Researchers from Australia set out to highlight how long the increased risk of dying exists from low trauma fractures—other than hip fractures.
Their study, “Persistence of excess mortality following individual non-hip fractures: A relative survival analysis,” appears in the Journal of Clinical Endocrinology and Metabolism.
The study used registry data to look at 21,123 women and 9,481 men (average age of the women was 72, the average age of the men was 67) who experienced a fragility fracture and for whom 10-year follow-up data was available.
Jacqueline Center, Ph.D., senior staff specialist and deputy director in the Department of Endocrinology at St Vincent’s Hospital in New South Wales, Australia and a co-author commented to OTW, “We know that there is an increased risk of dying after most fracture types, excluding minor or distal fractures (e.g. fractures of the ankle, foot, wrist, hand etc.).”

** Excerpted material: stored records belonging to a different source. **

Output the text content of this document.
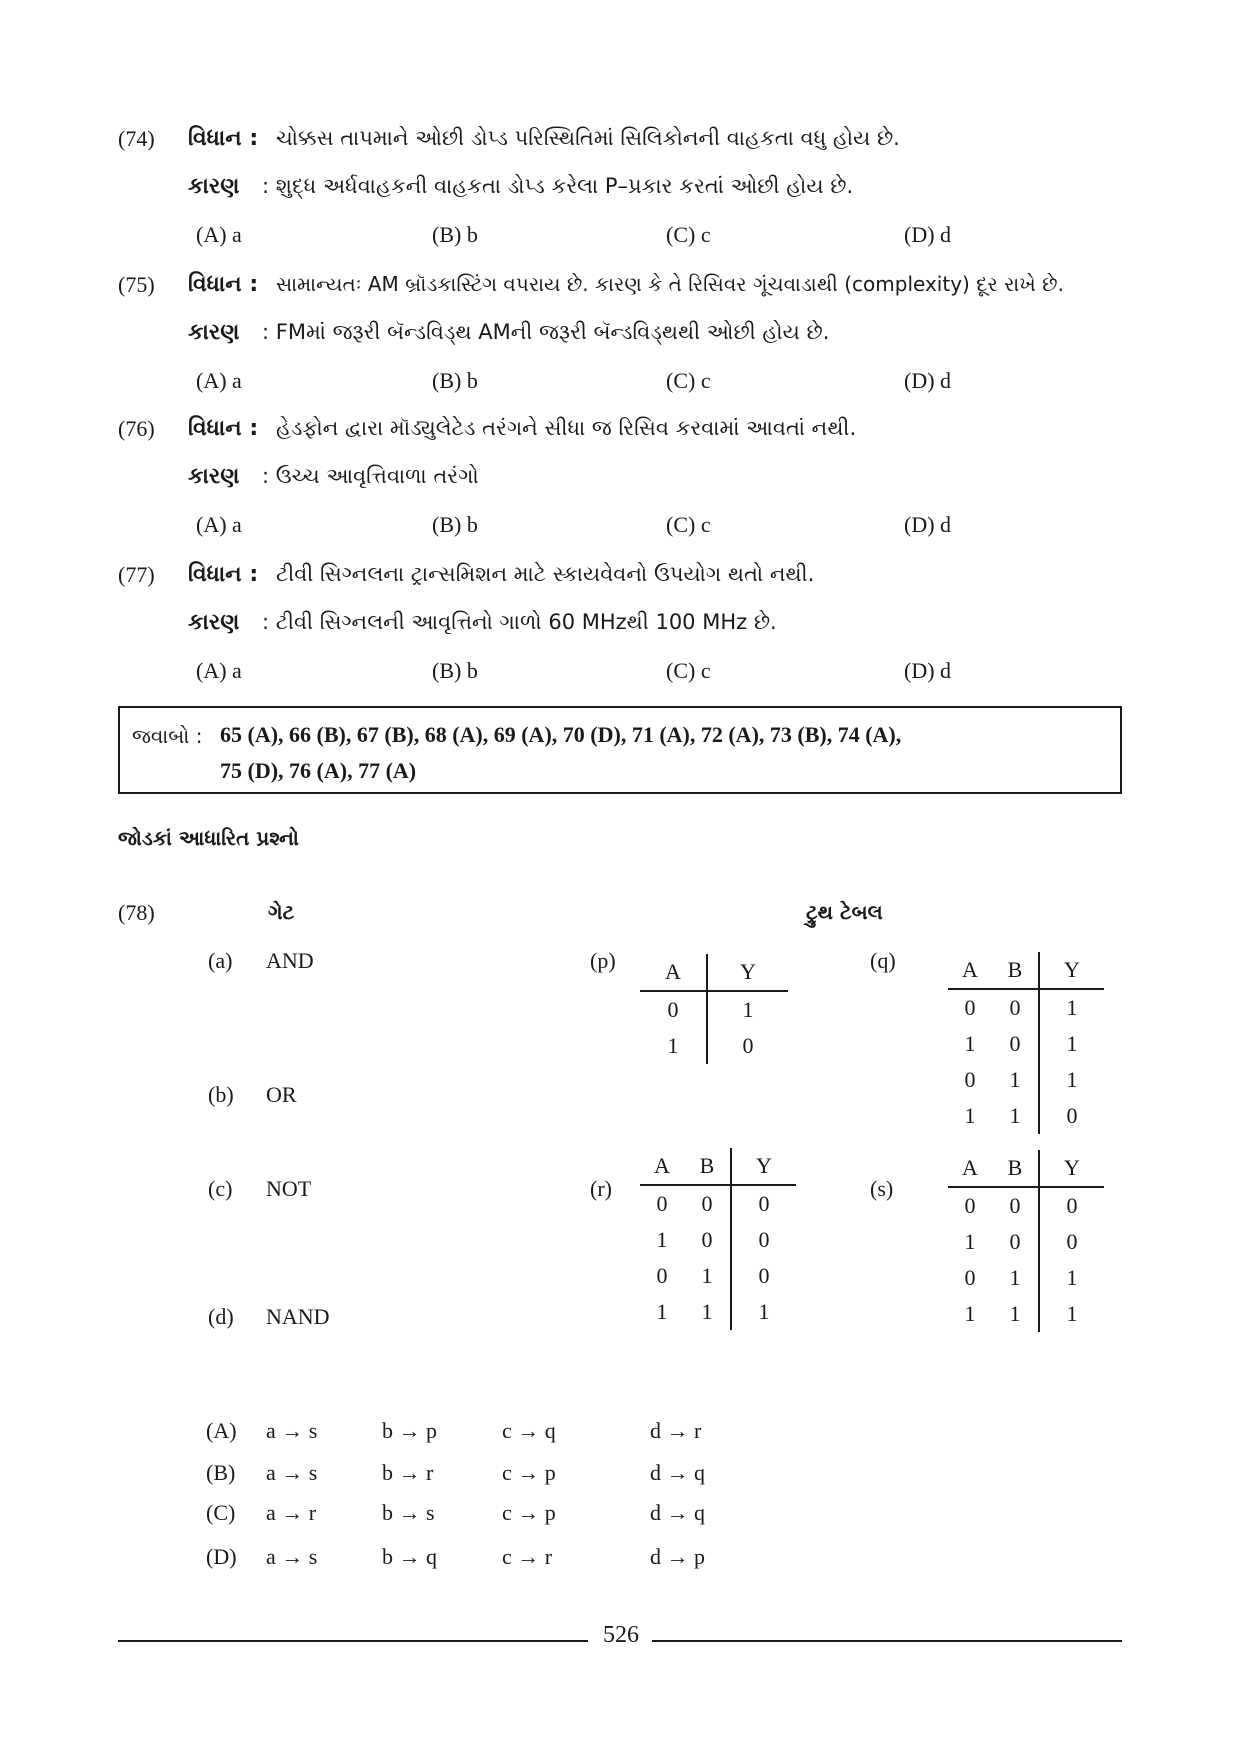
(74) વિધાન : ચોક્કસ તાપમાને ઓછી ડોપ્ડ પરિસ્થિતિમાં સિલિકોનની વાહકતા વધુ હોય છે.
કારણ : શુદ્ધ અર્ધવાહકની વાહકતા ડોપ્ડ કરેલા P–પ્રકાર કરતાં ઓછી હોય છે.
(A) a	(B) b	(C) c	(D) d
(75) વિધાન : સામાન્યતઃ AM બ્રૉડકાસ્ટિંગ વપરાય છે. કારણ કે તે રિસિવર ગૂંચવાડાથી (complexity) દૂર રાખે છે.
કારણ : FMમાં જરૂરી બૅન્ડવિડ્થ AMની જરૂરી બૅન્ડવિડ્થથી ઓછી હોય છે.
(A) a	(B) b	(C) c	(D) d
(76) વિધાન : હેડફોન દ્વારા મૉડ્યુલેટેડ તરંગને સીધા જ રિસિવ કરવામાં આવતાં નથી.
કારણ : ઉચ્ચ આવૃત્તિવાળા તરંગો
(A) a	(B) b	(C) c	(D) d
(77) વિધાન : ટીવી સિગ્નલના ટ્રાન્સમિશન માટે સ્કાયવેવનો ઉપયોગ થતો નથી.
કારણ : ટીવી સિગ્નલની આવૃત્તિનો ગાળો 60 MHzથી 100 MHz છે.
(A) a	(B) b	(C) c	(D) d
જવાબો : 65 (A), 66 (B), 67 (B), 68 (A), 69 (A), 70 (D), 71 (A), 72 (A), 73 (B), 74 (A),
75 (D), 76 (A), 77 (A)
જોડકાં આધારિત પ્રશ્નો
(78)	ગેટ	ટ્રુથ ટેબલ
(a) AND
(b) OR
(c) NOT
(d) NAND
(p) A	Y
0	1
1	0
(q)	A	B	Y
0	0	1
1	0	1
0	1	1
1	1	0
(r)
A	B	Y
0	0	0
1	0	0
0	1	0
1	1	1
(s)
A	B	Y
0	0	0
1	0	0
0	1	1
1	1	1
(A) a → s	b → p	c → q	d → r
(B) a → s	b → r	c → p	d → q
(C) a → r	b → s	c → p	d → q
(D) a → s	b → q	c → r	d → p
526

“However, although there are many studies looking at what happens after hip fracture, there have never previously been large enough data sets to look at other specific fracture types to identify for how long the increased risk of dying lasts.”

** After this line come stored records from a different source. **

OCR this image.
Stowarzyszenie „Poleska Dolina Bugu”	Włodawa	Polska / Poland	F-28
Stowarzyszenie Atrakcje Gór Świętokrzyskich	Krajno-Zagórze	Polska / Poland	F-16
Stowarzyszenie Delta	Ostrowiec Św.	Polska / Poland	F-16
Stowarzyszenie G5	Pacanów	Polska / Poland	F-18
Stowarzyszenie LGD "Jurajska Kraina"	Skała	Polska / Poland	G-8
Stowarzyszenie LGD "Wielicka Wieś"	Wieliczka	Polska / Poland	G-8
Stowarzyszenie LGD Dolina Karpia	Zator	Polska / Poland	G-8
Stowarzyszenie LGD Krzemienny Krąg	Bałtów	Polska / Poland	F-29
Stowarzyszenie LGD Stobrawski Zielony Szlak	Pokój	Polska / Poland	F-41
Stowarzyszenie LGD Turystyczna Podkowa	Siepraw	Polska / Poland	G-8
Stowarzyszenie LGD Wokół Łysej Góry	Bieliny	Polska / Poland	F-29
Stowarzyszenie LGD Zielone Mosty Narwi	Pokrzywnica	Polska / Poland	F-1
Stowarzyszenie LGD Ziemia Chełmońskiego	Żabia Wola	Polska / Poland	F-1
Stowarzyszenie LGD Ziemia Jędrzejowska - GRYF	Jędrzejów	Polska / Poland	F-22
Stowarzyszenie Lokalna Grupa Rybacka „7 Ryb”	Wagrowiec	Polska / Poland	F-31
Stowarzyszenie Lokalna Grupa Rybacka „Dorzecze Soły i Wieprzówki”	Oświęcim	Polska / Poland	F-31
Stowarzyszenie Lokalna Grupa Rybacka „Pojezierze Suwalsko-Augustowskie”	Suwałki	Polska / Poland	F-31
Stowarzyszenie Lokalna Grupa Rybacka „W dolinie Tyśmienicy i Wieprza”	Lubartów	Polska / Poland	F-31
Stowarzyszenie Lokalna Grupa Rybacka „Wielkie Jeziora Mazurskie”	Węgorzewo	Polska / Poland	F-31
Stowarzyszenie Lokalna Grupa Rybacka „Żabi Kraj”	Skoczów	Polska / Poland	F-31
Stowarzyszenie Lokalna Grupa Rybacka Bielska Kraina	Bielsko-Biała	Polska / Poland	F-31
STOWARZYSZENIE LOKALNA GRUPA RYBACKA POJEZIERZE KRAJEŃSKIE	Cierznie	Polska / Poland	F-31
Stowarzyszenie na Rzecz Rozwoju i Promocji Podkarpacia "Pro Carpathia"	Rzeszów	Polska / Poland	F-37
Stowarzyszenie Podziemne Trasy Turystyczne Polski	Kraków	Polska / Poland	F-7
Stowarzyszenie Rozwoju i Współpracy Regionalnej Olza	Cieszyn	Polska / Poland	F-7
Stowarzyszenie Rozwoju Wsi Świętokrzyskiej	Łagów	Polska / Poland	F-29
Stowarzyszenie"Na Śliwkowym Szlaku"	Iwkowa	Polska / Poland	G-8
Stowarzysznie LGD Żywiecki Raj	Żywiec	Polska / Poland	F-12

“We studied a remarkable health resource—the Danish national register, which has for decades monitored the diagnoses and healthcare use of the entire population of Denmark. It was only by using a dataset this extensive and robust that we were able to learn about individual fracture sites, the risks they carry, and the length of time that risk persists.”
“For older people who break a bone, the risk of death goes up—and that risk can stay high for years. This is true for most fracture sites, including the upper arm, spine, rib, pelvis and hip. Importantly, the risk of dying is highest in the year immediately after the fracture.”

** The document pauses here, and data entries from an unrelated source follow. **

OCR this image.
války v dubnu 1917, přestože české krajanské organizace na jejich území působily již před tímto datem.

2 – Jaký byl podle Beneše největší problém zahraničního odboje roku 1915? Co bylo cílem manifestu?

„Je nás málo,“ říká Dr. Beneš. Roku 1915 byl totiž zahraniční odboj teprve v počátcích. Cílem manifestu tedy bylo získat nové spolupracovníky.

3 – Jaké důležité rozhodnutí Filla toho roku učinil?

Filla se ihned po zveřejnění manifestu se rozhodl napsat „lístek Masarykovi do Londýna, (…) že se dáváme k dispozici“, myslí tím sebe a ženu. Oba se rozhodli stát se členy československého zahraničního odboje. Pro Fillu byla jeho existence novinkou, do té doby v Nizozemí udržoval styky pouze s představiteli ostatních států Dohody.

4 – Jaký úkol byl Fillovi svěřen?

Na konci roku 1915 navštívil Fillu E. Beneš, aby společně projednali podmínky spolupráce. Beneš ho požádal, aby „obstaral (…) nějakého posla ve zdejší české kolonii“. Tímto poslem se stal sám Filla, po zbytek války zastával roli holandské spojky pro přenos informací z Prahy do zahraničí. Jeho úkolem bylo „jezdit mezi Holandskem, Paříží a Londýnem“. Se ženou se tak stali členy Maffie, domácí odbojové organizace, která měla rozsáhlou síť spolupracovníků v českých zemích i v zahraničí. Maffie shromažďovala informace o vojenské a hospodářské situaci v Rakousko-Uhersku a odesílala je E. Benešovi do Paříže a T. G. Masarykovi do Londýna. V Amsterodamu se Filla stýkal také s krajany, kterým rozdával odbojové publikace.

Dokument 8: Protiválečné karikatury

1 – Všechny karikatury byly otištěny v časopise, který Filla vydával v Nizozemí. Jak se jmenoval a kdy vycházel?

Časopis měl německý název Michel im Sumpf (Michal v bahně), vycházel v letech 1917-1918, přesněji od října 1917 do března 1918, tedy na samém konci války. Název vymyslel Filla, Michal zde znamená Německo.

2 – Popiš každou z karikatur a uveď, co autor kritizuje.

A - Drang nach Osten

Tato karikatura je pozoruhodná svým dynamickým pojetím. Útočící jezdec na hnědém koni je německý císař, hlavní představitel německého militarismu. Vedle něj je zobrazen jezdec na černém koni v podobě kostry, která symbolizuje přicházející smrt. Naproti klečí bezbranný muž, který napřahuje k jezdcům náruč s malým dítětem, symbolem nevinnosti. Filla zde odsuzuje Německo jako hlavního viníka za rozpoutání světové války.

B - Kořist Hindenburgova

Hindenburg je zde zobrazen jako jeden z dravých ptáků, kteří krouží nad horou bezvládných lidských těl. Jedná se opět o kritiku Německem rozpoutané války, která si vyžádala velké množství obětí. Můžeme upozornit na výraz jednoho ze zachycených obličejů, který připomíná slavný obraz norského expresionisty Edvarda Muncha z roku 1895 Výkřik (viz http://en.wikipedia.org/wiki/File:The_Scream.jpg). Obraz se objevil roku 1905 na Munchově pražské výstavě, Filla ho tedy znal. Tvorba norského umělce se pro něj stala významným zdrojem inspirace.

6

“We knew before that hip fractures led to a heightened risk of death, but we didn’t know if the same was true for broken bones elsewhere, and we had no clear understanding of how long the heightened risk persisted, for any fracture. The heightened risk can last for over a decade after a hip fracture, and for most other fractures the increased risk is for about 5 years.”
The authors wrote, “Hip fractures were associated with the highest excess mortality (33% and 20% at one-year post-fracture in men and women, respectively). One-year excess mortality was 20-25% after femur or pelvis, 10% following vertebral, 5-10% following humerus, rib or clavicle, and 3% following lower leg fractures…”
“The research highlights the important contribution of a wide variety of fragility fractures other than hip to excess mortality (meaning the extra deaths above what would have been expected for someone of that age and sex without a fracture). While hip fractures are regarded as significant and recognized as causing increased mortality, non-hip fractures are often seen as not being very important. This study highlights the need for early intervention following any low trauma fracture to minimize the wide treatment gap that is present internationally.”
“Orthopaedic surgeons should consider that the treatment of the patient requires more than just fixing the bones acutely. Osteoporosis is a condition that has adverse consequences including premature mortality following a fracture.”
“Orthopaedic surgeons should tell the patient that he/she requires further follow-up from their general practitioner or specialist to understand why the bone broke and investigate whether their bones are fragile and require specific treatment.”